Everspin MRAM reaches 16 Mbits, looks toward embedded use in SoCs
Advanced non-volatile memory technologies form one of those topics like religion, politics, and child-raising: best not discussed at family get-togethers. Each of the various technologies—phase-change, magneto-resistive, ferro-electric, carbon nanowire, or whatever—has its own fierce partisans. And the whole sector has its skeptics. But while the debate rages over which technology is going to obsolete SRAM, displace DRAM, and frighten Flash, individual vendors are in fact winning sockets in niche applications.
One example of this progress is Everspin Technologies, the MRAM spin-off (sorry) from Freescale Semiconductor. The company today announced its first 1M-by-16 device. The part is designed to be pin- and function-compatible with a 35ns 1M-by-16 async SRAM, except of course that it is non-volatile.
There are points prospective users of the chip need to keep in mind. One is the power characteristics. Overall, the power consumption is similar to that of a 16 Mb SRAM, according to Everspin vice president of sales and marketing Doug Mitchell. But the write current is large—about 60-70 mA. In exchange, standby power is miniscule. The memory array requires no power for data retention, so the static current is simply the leakage in the peripheral circuitry.
In the short term, Everspin is pursuing sockets where the technology’s essentially infinite retention time, infinite endurance, and very high resistance to single-event upset are advantages. These include embedded designs that must operate at high altitudes or must respond to power interruptions without loss of state. Engine controllers in heavy equipment—where unintended acceleration is discouraged—and write journals in RAID controllers are examples.
In the longer term, Mitchell says, Everspin has three strategic foci: increasingly dense stand-alone NV SRAM chips, embedded memory in SoCs, and a bit of a side-line: magnetic-field sensors to replace flux gates in compasses.

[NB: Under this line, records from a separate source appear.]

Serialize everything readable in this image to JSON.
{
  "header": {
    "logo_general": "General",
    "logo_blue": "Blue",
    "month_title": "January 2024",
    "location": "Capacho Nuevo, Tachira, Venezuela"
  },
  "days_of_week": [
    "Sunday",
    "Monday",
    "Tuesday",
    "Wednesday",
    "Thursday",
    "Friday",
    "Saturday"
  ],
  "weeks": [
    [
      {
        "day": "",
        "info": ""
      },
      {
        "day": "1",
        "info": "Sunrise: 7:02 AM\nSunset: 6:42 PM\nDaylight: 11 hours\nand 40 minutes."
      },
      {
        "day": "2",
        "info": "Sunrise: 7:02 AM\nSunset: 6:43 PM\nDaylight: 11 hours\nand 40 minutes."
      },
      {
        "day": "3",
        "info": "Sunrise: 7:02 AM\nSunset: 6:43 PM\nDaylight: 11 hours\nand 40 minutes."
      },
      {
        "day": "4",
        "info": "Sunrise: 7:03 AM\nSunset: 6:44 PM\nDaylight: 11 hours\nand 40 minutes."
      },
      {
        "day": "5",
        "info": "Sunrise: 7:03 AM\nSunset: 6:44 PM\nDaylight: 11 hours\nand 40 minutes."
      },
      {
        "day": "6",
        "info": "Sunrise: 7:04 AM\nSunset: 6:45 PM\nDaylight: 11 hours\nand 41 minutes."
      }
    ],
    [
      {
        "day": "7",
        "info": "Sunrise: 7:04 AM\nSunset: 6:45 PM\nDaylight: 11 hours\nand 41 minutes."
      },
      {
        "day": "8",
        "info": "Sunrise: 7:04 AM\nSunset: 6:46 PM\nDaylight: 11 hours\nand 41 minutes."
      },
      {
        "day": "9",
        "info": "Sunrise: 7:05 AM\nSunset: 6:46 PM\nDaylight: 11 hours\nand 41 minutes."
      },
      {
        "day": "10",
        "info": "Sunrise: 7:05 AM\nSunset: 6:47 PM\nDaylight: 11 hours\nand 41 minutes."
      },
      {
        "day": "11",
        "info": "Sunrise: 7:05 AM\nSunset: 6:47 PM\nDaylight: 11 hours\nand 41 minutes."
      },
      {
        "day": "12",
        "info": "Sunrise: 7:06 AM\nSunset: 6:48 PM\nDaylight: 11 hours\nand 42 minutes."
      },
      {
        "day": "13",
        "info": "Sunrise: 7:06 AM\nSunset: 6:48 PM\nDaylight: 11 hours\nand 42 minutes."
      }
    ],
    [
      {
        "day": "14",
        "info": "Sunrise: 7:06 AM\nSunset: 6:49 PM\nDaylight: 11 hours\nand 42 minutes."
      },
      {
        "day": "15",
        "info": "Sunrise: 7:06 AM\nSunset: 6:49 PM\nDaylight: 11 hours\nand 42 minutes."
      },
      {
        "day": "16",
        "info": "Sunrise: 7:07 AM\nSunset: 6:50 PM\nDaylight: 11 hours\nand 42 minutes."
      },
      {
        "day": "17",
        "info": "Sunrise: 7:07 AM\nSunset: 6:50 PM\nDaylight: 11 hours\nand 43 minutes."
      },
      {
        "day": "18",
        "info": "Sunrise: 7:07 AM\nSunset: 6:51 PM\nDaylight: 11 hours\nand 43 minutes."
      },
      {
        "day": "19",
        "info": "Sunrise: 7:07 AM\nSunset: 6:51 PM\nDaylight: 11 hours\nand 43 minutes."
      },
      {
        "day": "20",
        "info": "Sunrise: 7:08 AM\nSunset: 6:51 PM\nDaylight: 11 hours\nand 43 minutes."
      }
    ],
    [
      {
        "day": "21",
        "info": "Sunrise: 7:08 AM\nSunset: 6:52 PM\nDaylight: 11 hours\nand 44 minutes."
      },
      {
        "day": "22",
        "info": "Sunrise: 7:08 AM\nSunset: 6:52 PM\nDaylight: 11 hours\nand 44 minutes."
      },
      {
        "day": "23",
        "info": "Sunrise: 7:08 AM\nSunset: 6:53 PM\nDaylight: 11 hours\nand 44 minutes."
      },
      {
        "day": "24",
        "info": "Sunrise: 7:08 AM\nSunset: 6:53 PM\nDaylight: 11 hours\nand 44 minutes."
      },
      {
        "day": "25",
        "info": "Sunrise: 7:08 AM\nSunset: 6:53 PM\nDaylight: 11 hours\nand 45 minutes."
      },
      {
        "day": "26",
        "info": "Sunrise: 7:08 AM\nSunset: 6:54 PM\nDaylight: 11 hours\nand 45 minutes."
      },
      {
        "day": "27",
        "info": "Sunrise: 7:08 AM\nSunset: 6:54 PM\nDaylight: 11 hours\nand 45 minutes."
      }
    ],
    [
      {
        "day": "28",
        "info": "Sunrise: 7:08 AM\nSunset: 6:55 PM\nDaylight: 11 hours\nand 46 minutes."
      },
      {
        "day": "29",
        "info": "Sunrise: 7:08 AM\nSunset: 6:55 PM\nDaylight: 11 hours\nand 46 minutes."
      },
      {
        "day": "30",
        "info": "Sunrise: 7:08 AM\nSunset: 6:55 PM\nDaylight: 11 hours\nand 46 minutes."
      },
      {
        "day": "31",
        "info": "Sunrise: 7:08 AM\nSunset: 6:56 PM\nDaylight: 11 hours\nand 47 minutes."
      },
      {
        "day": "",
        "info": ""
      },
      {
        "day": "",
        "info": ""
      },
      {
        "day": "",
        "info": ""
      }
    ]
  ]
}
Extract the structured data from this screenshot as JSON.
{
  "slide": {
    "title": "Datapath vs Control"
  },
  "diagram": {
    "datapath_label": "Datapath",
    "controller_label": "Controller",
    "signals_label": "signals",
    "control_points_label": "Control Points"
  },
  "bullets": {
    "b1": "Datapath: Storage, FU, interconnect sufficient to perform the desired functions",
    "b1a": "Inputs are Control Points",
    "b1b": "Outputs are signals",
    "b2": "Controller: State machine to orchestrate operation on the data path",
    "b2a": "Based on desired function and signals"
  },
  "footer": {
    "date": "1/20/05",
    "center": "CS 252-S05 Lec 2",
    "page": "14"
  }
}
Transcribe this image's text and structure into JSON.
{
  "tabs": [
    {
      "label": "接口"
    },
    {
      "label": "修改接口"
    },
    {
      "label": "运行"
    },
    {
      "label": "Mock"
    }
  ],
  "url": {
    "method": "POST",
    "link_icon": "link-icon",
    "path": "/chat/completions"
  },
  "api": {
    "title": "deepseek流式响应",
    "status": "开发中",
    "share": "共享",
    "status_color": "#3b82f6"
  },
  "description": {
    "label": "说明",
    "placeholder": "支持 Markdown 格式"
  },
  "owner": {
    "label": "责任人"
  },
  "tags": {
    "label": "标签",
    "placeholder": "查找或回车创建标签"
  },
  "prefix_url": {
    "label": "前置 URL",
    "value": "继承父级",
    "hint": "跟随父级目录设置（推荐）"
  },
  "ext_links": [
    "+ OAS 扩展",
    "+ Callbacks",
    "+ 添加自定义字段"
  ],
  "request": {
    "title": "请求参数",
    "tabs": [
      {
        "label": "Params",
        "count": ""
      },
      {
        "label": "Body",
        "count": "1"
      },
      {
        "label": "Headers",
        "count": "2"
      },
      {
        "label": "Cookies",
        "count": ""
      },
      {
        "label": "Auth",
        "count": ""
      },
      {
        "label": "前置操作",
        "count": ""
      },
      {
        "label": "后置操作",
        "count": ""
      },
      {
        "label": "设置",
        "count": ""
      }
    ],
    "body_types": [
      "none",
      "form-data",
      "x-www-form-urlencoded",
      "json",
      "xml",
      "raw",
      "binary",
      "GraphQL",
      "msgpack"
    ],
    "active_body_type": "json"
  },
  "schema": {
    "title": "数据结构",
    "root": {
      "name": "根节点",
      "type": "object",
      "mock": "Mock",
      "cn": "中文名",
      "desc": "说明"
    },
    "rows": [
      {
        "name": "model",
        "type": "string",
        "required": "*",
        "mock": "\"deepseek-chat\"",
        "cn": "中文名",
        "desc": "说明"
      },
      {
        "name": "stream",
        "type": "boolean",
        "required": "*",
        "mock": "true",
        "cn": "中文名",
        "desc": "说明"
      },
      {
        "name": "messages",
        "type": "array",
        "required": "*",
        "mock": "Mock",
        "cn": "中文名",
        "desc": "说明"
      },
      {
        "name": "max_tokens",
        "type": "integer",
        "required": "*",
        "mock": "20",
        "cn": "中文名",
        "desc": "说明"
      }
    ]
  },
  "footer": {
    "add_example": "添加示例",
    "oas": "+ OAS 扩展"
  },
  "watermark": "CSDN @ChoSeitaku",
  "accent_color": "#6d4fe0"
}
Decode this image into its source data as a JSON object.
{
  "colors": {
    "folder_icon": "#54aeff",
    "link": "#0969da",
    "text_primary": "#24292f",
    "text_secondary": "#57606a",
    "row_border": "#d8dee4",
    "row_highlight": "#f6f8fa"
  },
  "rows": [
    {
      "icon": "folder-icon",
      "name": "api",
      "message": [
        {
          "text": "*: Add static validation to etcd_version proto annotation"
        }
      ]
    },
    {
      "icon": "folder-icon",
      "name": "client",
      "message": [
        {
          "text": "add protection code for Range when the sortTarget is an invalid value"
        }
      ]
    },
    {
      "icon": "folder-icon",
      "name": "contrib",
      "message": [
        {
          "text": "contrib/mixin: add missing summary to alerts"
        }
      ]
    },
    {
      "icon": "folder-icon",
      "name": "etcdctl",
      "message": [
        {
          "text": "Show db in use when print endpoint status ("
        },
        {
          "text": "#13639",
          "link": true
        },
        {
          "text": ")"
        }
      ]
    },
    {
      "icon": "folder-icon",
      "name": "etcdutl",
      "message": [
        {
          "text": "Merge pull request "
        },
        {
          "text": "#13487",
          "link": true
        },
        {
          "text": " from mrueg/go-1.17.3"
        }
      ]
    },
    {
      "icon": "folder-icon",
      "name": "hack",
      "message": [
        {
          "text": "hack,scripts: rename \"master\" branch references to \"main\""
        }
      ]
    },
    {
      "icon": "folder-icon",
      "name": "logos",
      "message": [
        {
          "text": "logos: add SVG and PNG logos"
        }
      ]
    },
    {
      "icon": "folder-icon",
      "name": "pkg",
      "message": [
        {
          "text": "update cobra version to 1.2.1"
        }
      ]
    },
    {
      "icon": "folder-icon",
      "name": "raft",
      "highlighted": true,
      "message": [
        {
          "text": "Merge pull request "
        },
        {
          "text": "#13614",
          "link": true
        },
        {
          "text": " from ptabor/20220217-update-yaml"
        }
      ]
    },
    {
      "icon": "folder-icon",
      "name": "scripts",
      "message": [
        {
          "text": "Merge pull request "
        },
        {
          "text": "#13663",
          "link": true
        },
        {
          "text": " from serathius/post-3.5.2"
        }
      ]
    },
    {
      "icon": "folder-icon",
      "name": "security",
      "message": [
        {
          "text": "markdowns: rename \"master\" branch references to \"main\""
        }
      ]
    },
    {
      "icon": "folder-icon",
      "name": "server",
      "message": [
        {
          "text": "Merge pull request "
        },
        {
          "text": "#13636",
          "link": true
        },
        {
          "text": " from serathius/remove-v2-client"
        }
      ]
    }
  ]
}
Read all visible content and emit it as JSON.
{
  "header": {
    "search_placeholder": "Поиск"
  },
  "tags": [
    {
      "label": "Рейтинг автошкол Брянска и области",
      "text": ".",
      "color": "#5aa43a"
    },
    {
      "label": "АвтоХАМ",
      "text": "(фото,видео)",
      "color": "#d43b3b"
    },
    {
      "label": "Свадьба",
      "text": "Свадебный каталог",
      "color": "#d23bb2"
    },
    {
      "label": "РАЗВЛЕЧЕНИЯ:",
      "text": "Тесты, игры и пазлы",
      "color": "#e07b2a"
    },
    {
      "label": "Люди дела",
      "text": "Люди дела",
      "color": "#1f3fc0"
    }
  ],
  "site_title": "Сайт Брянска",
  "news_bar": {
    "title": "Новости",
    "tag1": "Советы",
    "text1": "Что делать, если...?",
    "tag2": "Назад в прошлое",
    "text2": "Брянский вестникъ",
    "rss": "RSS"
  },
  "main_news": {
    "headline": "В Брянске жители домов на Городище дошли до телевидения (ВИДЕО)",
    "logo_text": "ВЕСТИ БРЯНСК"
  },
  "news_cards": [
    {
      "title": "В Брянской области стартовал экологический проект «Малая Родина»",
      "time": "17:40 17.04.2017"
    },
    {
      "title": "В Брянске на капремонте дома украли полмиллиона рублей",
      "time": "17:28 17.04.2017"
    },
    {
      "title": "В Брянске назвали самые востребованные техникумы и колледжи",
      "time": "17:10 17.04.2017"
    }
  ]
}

The first two of these areas require a quick discussion of how MRAM is built. The bit cell comprises an array transistor and a storage element, much like a DRAM cell. But in this case the storage element is not a capacitor, but a resistor formed from two layers of non-ferrous magnetic films. The lower layer acts as a permanent magnet, and the upper layer as a reversible magnet whose polarity can be flipped by the programming current. Between the two is a tunneling layer, whose resistance is a function of whether the two magnetic layers have like or opposite polarity.
A potentially very interesting point is that the magneto-resistive element is built entirely on top of the interconnect stack, in a non-invasive, low-temperature, back-end-of-line process. So in principle, Everspin can put MRAM arrays on a standard CMOS microcontroller or SoC simply by giving the chip designers the specifications for the diffused transistor array, and fabricating the magneto-resistive elements on top of the completed wafers.
Today Everspin contracts for completed CMOS wafers and then fabricates the magneto-resistive layers on their own 200mm line in a shared portion of a Freescale fab. The only problem with this arrangement is that Everspin’s 200mm equipment can’t handle the 300mm wafers used in advanced CMOS fabs. So today Everspin is restricted to doing relatively low-density SRAM-like chips of their own design, and adding MRAM to microcontrollers built in mature processes.
That is unfortunate. Mitchell says the magneto-resistive element scales quite well to much smaller geometries. So there is the potential here for instances of very dense, moderate-speed, non-volatile RAM embedded in SoCs, with essentially zero standby power. That could get the interest of architects in a number of areas.